Essayons de convaincre L'Hérétique avec un exemple simple, avec un monde limité à 2 années et 2 banques. La valeur globale des actifs est supposée stable (ni boom ni crash), le jeu est à somme nulle.
Année 1 : les flux d'échanges sur les marchés ont été de 10000 milliards d'euros. L'activité de marchés de la banque A a dégagé un profit de 10 milliards, celle de la banque B une perte de 10 milliards.
Les traders de A sont rémunérés 10 millions de fixe + 1 milliard de primes (bien modestes ! 10% seulement du profit dégagé !), ceux de B 10 millions de fixe.
Année 2 : les flux d'échanges sur les marchés ont été de 10000 milliards d'euros. L'activité de marchés de la banque A a dégagé une perte de 10 milliards, celle de la banque B un profit de 10 milliards.
Les traders de A sont rémunérés 10 millions de fixe, ceux de B 10 millions de fixe + 1 milliard de prime.
Total des deux années : 20000 milliards de flux, bilan 0 pour chacune des deux banques, rémunération totale des traders : 40 millions de fixe + 2 milliards de primes.
Des règles du jeu avec lesquelles ce genre de choses est possible, sont selon moi (!) anti-économiques, anti-sociales, aberrantes et scandaleuses.
Des règles du jeu dans lesquels des bonus élevés seraient exclus de toute relation salariale, me sembleraient bien plus pro-économiques, pro-sociales, logiques et justes[1].
"Que se passerait-il si aucun bonus n'était versé aux traders de la banque? Verrait-on vraiment les salles de marché se vider d'un coup? Cela serait franchement étonnant... " Nicolas Cori.
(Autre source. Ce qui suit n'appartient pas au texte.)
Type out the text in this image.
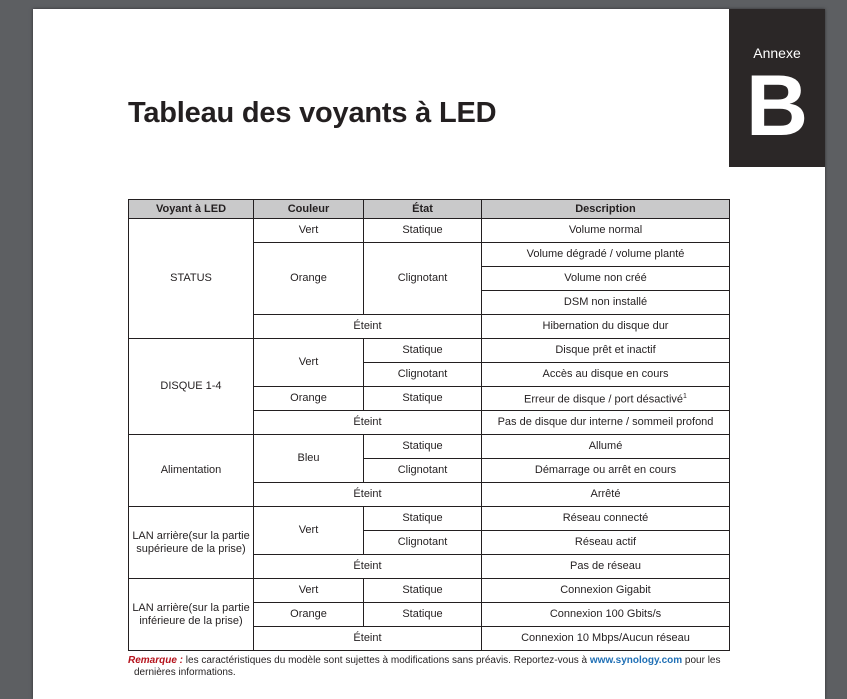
Annexe
B
Tableau des voyants à LED
Voyant à LED	Couleur	État	Description
STATUS	Vert	Statique	Volume normal
	Orange	Clignotant	Volume dégradé / volume planté
			Volume non créé
			DSM non installé
	Éteint		Hibernation du disque dur
DISQUE 1-4	Vert	Statique	Disque prêt et inactif
		Clignotant	Accès au disque en cours
	Orange	Statique	Erreur de disque / port désactivé$^1$
	Éteint		Pas de disque dur interne / sommeil profond
Alimentation	Bleu	Statique	Allumé
		Clignotant	Démarrage ou arrêt en cours
	Éteint		Arrêté
LAN arrière(sur la partie
supérieure de la prise)	Vert	Statique	Réseau connecté
		Clignotant	Réseau actif
	Éteint		Pas de réseau
LAN arrière(sur la partie
inférieure de la prise)	Vert	Statique	Connexion Gigabit
	Orange	Statique	Connexion 100 Gbits/s
	Éteint		Connexion 10 Mbps/Aucun réseau
Remarque : les caractéristiques du modèle sont sujettes à modifications sans préavis. Reportez-vous à www.synology.com pour les
dernières informations.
PS 1er octobre 2009. En écoutant Envoyé Spécial, reportage sur les traders. "Ils touchent entre 20 et 40% des gains". Et moi qui ai mis 10% dans mon exemple ! "On a été obligé de lui garantir 500000 euros de bonus". Un variable fixe ! Trop beau !
Merci. Il y avait encore d'autres arguments contre son tissu d'inepties mais cette démonstration est très efficace. J'ose espérer qu'il ne s'agit pas de l'auteur principal du blog...
Dans l'absolu, je suis d'accord sur un point = les gains sont colossaux, et sans doute sans commune mesure avec le travail réalisé, et en opposition avec l'idée démocrate d'un partage équitable entre les hommes.
Dans la pratique, un trader a une carrière courte, du fait de ses conditions de travail difficiles. BNP Paribas a distribué des primes à la quasi totalité de ses collaborateurs, les traders ne représentant qu'une petite partie d'entre eux.
C'est comme ça que fonctionne le principe de participation aux bénéfices, y compris dans les banques.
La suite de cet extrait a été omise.